Well here’s one person with GCA who took longer than 2 years - but then never been average! 4 years on Pred (as are many on here) plus 18 months before undiagnosed.
Problem is many doctors read the same as you have - and although 2/3 years may be average - there are a lot of patients who aren’t average - this forum is testament to that.
They also seem to think if you aren’t are average then obviously it’s your fault - no it’s not!
To them the illnesses may not be important, but they certainly are to the patient - and GCA can be pretty devastating. Believe me I know, but then mine was diagnosed and initially treated by an ophthalmologist (very aware of sight issues) and then by GPs- so maybe I was lucky in that.
As said previously, hope you get better results privately.

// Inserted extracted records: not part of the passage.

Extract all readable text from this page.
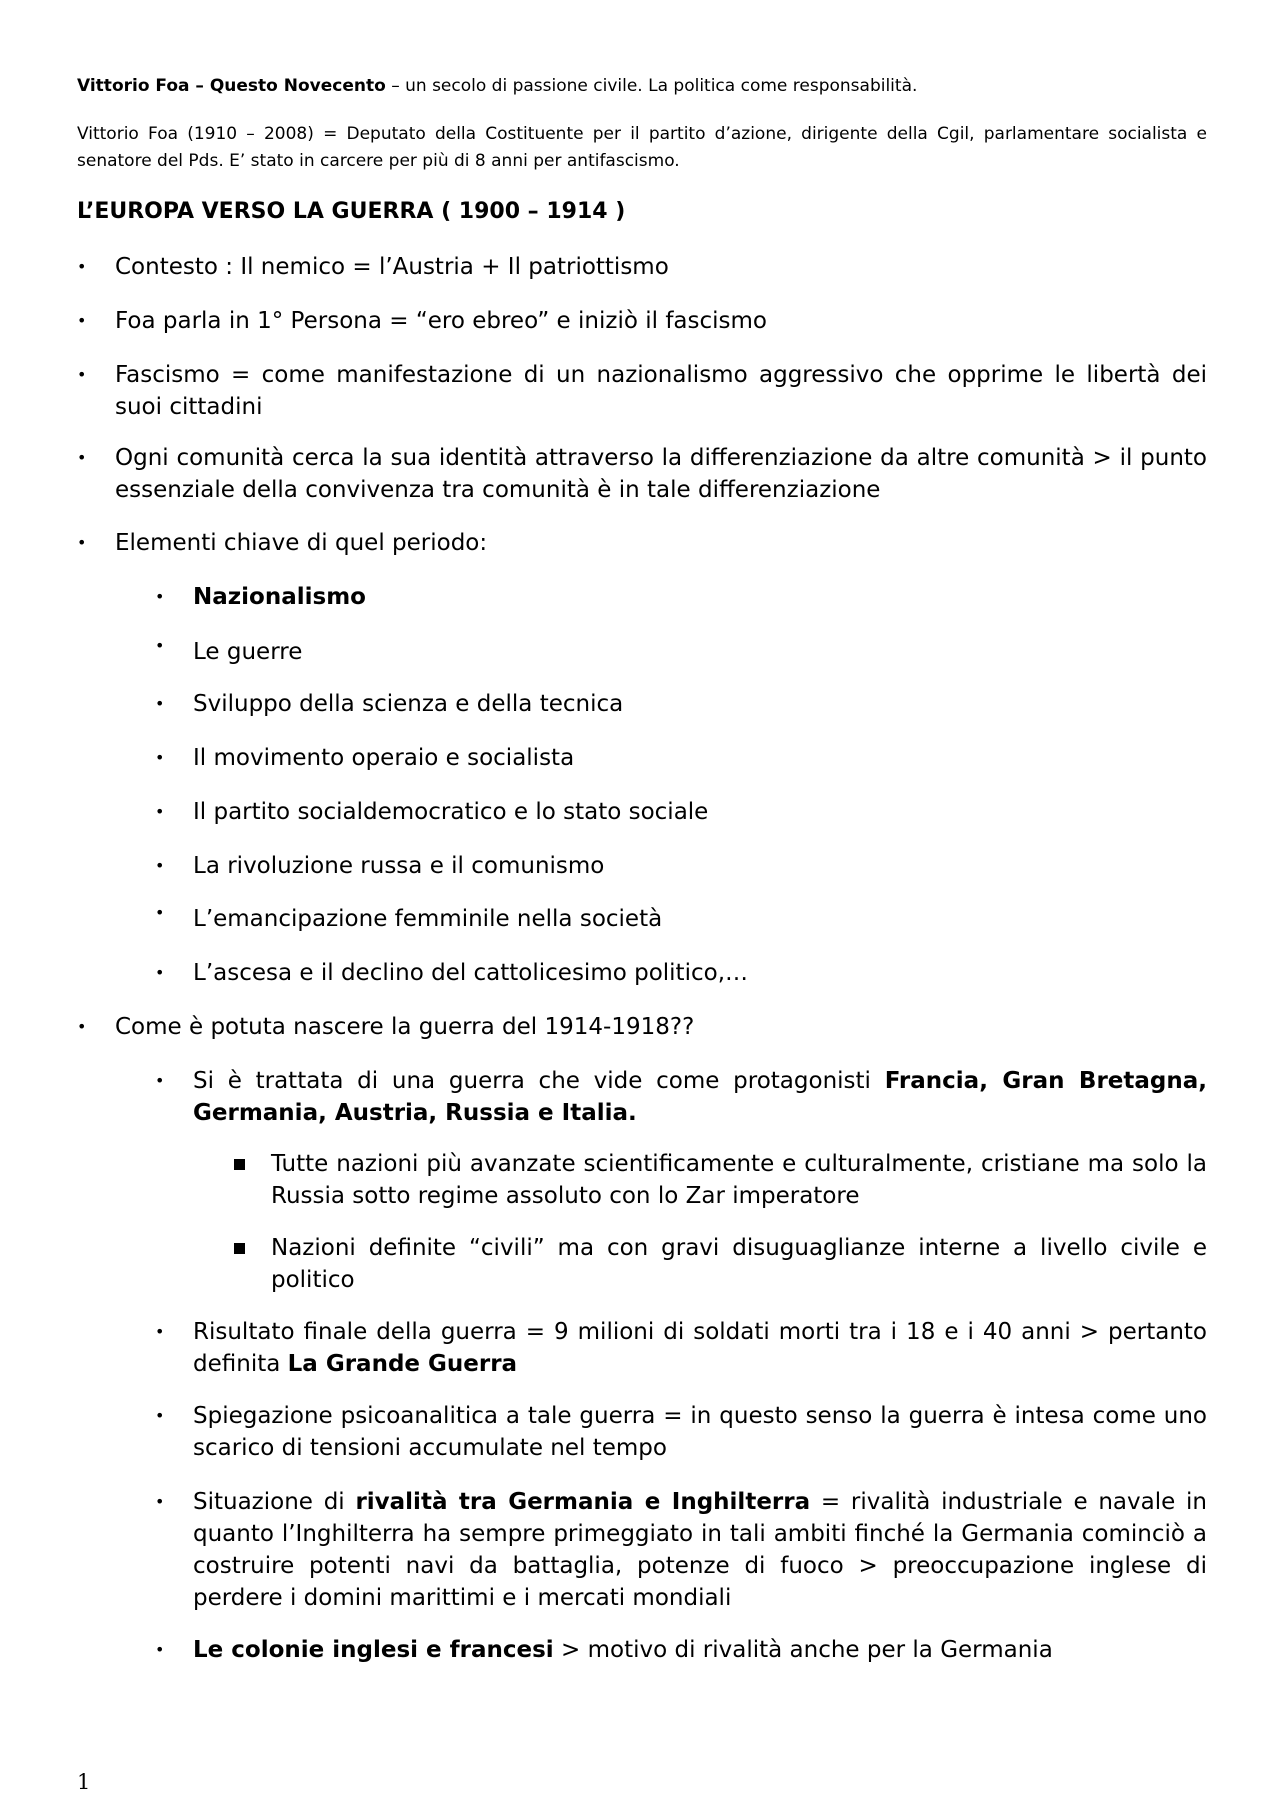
Vittorio Foa – Questo Novecento – un secolo di passione civile. La politica come responsabilità.
Vittorio Foa (1910 – 2008) = Deputato della Costituente per il partito d’azione, dirigente della Cgil, parlamentare socialista e senatore del Pds. E’ stato in carcere per più di 8 anni per antifascismo.
L’EUROPA VERSO LA GUERRA ( 1900 – 1914 )
• Contesto : Il nemico = l’Austria + Il patriottismo
• Foa parla in 1° Persona = “ero ebreo” e iniziò il fascismo
• Fascismo = come manifestazione di un nazionalismo aggressivo che opprime le libertà dei suoi cittadini
• Ogni comunità cerca la sua identità attraverso la differenziazione da altre comunità > il punto essenziale della convivenza tra comunità è in tale differenziazione
• Elementi chiave di quel periodo:
• Nazionalismo
• Le guerre
• Sviluppo della scienza e della tecnica
• Il movimento operaio e socialista
• Il partito socialdemocratico e lo stato sociale
• La rivoluzione russa e il comunismo
• L’emancipazione femminile nella società
• L’ascesa e il declino del cattolicesimo politico,…
• Come è potuta nascere la guerra del 1914-1918??
• Si è trattata di una guerra che vide come protagonisti Francia, Gran Bretagna, Germania, Austria, Russia e Italia.
Tutte nazioni più avanzate scientificamente e culturalmente, cristiane ma solo la Russia sotto regime assoluto con lo Zar imperatore
Nazioni definite “civili” ma con gravi disuguaglianze interne a livello civile e politico
• Risultato finale della guerra = 9 milioni di soldati morti tra i 18 e i 40 anni > pertanto definita La Grande Guerra
• Spiegazione psicoanalitica a tale guerra = in questo senso la guerra è intesa come uno scarico di tensioni accumulate nel tempo
• Situazione di rivalità tra Germania e Inghilterra = rivalità industriale e navale in quanto l’Inghilterra ha sempre primeggiato in tali ambiti finché la Germania cominciò a costruire potenti navi da battaglia, potenze di fuoco > preoccupazione inglese di perdere i domini marittimi e i mercati mondiali
• Le colonie inglesi e francesi > motivo di rivalità anche per la Germania
1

Hi Graciejack4. Just to say I was hanging on the hope for Tox to kick in straight away and sort me out. My main symptom was extreme fatigue but of course worried about what was happening on the inside! I have large vessel vasculitis and was stuck at 20mg Pred. I was given Methotrexate first but it didn’t seem to help (am still on it). It took about five months on Tocilizumab before I could reduce Pred. That was last August. Am now on 3mg Pred reducing by 0.5 mg every four weeks. I have been feeling much better and more my old self. Not there 100% but am happy with progress. Good luck on your unwelcome journey 😀
That’s really interesting, I am now being investigated for large vessel disease too but I feel I need to give the Tocilizumab inj more time to work. Have you been ok having Tocilizumab and methotrexate together? I am really reluctant to start the Methotrexate at this time😳it all feels very rushed. I am looking at getting a second opinion.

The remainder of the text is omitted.